New Orleans, Louisiana
June 26, 2016
June 26, 2016
August 28, 2016
Educational Research and Methods
A great deal of work has been done to study the types of problems posed to students in various disciplines and student problem solving skills within a specific undergraduate course. When examined across an entire undergraduate curriculum, the issue of problem solving is complicated by two factors. First, many adult development theories hold that a typical person’s higher-level reasoning skills, including the capacity for abstraction, are not innate until they have reached their mid-twenties or later.

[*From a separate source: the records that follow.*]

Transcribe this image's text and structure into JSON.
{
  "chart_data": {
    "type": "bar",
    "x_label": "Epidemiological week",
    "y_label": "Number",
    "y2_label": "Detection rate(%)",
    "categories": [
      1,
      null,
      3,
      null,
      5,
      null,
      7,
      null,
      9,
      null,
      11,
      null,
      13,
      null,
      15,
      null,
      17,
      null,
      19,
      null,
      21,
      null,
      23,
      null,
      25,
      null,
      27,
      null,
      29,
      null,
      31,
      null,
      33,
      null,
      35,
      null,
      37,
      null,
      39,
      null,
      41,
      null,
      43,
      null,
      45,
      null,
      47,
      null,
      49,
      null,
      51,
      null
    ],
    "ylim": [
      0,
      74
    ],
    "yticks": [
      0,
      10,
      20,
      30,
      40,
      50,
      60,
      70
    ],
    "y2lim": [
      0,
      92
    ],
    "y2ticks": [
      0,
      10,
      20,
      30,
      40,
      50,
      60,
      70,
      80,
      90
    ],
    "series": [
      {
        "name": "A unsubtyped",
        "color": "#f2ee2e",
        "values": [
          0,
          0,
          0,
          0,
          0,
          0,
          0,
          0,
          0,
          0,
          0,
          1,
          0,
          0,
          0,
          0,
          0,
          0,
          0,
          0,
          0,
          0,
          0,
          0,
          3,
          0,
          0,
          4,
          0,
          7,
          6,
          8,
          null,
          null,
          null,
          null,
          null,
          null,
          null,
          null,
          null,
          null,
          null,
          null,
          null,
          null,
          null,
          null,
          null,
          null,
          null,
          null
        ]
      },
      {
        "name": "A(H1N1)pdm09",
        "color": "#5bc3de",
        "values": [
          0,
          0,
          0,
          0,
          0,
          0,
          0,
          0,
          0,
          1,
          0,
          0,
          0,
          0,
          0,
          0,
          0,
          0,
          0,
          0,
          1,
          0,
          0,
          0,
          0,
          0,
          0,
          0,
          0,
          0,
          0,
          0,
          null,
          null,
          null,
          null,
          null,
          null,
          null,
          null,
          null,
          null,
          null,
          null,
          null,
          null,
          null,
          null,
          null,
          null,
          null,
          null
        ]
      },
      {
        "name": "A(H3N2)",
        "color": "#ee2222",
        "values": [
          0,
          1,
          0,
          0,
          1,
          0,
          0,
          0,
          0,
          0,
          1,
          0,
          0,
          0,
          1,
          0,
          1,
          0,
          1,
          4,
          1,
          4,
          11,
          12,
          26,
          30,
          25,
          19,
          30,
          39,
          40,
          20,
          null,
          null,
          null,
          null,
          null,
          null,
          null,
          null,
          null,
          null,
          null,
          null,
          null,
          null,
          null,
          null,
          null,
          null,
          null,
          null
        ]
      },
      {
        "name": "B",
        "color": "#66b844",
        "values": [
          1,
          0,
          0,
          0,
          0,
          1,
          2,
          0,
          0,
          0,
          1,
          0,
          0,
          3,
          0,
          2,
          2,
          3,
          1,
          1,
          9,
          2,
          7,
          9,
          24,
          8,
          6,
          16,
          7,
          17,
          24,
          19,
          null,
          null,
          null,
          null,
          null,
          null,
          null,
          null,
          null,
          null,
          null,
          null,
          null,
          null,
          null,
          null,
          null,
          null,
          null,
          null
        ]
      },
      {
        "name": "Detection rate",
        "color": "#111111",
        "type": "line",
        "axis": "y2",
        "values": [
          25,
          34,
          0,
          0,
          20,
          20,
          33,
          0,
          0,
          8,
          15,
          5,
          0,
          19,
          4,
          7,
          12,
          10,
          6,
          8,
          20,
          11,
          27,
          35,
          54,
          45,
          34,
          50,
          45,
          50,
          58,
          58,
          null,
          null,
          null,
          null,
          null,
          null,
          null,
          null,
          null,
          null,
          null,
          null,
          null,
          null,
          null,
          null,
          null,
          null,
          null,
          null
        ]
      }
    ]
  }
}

Second, the types of problems asked in disciplinary courses within a particular discipline evolve from those that require the understanding of a few principles or the mastery of a few approaches to more complex problems that require students to abstract the specific problem onto one or more generalized problems and then translate the techniques and results from the generalized problem back to the problem at hand. We hypothesize that students who are proficient at abstraction possess two capacities that are used when solving complex problems: 1) they are able to hold multiple abstractions in their minds and manipulate them, and 2) they apply rationales for determining which abstractions are valuable to make. We further hypothesize that a typical undergraduate electrical engineering curriculum has an abstraction threshold at which point a typical student’s innate capacity for abstraction is not matched to the complexity of the problems being posed and that this threshold impacts student performance.